At the State Department, Lincoln White said it was "inconceivable" that the department had suppressed any CIA
communications. Besides, he said, Secretary Marshall had known all about the Communist plans and had brushed
them aside with what White diplomatically called "salty remarks." That about ended this painful episode. It did
not, however, end the recurring question of the adequacy of the CIA's forecasting abilities.
1950: Korea
To an extent, the CIA's role in the Korean War became clouded and fuzzed because it was caught up in the
emotional storm touched off when Truman finally decided to fire General Douglas MacArthur. What the CIA had
or had not predicted, and its freedom or lack of freedom to operate within MacArthur's command, became a
subject of dispute between the imperious general and the angry chief executive. Yet the main outline of the CIA's
performance and the precise issues in dispute are not difficult to pinpoint from the record.
Harry Truman was sitting in the library of his home in Independence, Missouri, on Saturday, June 24, 1950, when
the telephone rang a bit after 10:00 P.M. It was Secretary of State Dean Acheson, calling to say that the North
Koreans had invaded South Korea.
Truman hastened back to the capital the next day. On Monday he summoned to the White House the man he
assumed should have had the most advance knowledge about what had happened -- Admiral Hillenkoetter.
It was something like Bogota all over again, although of course much more serious. The intelligence agency again
had to defend itself for not precisely predicting a future event. And once again the CIA had become a subject of
domestic political controversy.
After the meeting with Truman, Hillenkoetter told reporters at the White House that his agency had predicted the
possibility of such an attack for a year. "The capabilities were there for a year, anyway," he said.

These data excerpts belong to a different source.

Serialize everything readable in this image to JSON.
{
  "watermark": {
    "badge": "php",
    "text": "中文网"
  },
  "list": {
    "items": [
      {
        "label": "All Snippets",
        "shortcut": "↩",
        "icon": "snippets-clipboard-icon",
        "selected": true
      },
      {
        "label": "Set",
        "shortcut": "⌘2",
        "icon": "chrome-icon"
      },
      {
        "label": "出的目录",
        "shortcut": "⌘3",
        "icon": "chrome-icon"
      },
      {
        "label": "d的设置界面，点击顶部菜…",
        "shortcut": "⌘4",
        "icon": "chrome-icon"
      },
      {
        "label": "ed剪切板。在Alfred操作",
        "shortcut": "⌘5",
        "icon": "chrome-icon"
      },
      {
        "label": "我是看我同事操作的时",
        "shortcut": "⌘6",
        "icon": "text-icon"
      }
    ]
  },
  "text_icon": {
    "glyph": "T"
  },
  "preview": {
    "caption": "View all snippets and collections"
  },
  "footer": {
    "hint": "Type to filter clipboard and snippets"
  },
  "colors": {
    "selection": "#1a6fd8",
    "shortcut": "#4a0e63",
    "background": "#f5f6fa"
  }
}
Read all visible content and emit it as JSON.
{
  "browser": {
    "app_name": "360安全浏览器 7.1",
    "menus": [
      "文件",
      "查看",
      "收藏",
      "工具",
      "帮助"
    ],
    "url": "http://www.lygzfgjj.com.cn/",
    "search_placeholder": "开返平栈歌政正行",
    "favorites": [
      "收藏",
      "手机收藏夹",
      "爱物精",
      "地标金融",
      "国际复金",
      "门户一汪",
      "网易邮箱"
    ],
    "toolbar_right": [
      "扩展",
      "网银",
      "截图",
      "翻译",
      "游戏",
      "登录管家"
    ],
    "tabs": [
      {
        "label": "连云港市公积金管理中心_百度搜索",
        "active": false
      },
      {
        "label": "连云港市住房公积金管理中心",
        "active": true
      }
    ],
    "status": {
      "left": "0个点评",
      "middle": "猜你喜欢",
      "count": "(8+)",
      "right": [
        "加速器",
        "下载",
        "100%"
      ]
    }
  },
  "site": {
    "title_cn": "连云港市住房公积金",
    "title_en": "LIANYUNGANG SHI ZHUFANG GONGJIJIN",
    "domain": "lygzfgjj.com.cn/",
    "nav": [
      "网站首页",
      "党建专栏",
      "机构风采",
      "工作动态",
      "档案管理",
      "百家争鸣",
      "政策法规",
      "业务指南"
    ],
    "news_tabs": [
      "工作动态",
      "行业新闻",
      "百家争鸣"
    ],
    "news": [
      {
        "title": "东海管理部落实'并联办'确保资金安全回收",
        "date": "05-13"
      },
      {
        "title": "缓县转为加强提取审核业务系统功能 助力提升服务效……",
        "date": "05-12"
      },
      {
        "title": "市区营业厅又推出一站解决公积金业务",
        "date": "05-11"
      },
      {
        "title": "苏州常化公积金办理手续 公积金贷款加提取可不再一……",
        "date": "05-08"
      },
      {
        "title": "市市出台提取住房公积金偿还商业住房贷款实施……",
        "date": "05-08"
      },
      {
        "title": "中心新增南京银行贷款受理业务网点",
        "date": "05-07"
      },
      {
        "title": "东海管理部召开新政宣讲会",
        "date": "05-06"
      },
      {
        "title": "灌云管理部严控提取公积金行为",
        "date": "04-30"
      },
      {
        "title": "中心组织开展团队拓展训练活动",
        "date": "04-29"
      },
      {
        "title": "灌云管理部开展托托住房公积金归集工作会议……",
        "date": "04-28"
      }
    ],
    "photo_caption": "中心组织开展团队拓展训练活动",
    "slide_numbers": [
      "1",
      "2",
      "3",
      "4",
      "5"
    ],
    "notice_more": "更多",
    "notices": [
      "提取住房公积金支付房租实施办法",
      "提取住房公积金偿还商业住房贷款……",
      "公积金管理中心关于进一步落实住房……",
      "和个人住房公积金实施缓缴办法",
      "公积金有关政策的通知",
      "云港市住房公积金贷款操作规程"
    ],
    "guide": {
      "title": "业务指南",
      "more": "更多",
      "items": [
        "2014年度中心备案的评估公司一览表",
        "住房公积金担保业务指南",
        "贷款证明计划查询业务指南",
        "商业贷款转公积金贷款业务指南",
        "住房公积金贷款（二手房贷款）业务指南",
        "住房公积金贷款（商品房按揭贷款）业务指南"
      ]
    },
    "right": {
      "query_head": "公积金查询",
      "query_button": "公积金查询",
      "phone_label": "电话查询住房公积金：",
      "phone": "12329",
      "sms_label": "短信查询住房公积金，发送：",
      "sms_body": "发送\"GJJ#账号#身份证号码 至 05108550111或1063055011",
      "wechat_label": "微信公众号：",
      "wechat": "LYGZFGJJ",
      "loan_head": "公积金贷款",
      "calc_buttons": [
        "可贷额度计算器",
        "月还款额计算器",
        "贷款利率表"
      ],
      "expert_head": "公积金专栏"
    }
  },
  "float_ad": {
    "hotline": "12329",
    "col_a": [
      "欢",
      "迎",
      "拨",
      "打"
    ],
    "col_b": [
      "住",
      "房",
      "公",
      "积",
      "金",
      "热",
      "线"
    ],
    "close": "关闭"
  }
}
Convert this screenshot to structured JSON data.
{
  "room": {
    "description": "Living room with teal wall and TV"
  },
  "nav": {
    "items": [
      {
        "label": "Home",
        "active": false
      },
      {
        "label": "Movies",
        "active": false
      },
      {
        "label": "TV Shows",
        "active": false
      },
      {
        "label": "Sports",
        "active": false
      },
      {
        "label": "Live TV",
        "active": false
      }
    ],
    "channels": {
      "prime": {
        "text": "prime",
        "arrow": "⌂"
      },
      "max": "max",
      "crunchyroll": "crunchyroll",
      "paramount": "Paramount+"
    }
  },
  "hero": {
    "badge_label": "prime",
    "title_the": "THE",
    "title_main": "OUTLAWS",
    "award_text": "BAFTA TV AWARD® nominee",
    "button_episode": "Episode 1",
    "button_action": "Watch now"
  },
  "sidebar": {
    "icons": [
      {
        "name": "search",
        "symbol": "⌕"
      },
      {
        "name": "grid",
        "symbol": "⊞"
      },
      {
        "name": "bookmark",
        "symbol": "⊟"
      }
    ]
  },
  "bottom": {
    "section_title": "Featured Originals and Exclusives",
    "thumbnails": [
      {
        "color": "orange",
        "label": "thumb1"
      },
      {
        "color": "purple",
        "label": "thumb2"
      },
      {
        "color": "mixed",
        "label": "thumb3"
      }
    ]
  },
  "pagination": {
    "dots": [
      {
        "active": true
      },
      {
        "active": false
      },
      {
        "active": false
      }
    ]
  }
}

He then hurried
to Capitol Hill to give the same explanation to the Senate Appropriations Committee. Before testifying, he talked
to newsmen about the Communist build-up along the 38th parallel.
"The condition existed for a long time," he said. "It has been expected for a year." Had the attack been anticipated
over the weekend? "You can't predict the timing," the admiral replied.
Then the CIA chief appeared in secret before the Senate committee. One of the members said afterward that
Hillenkoetter had read a series of reports on troop and tank concentrations in North Korea. The CIA reports
covered a period of a year. The last one was dated June 20, four days before the attack. "If I had received those
reports," said the senator, who asked that his name not be used, "I certainly would have been alerted to the
danger." [6]
Five years later Truman, in his memoirs, supported in part the position Hillenkoetter had taken. He wrote:
"The intelligence reports from Korea in the spring of 1950 indicated that the North Koreans were steadily
continuing their build-up of forces and that they were continuing to send guerrilla groups into South Korea.
"There were continuing incidents along the 38th parallel, where armed units faced each other.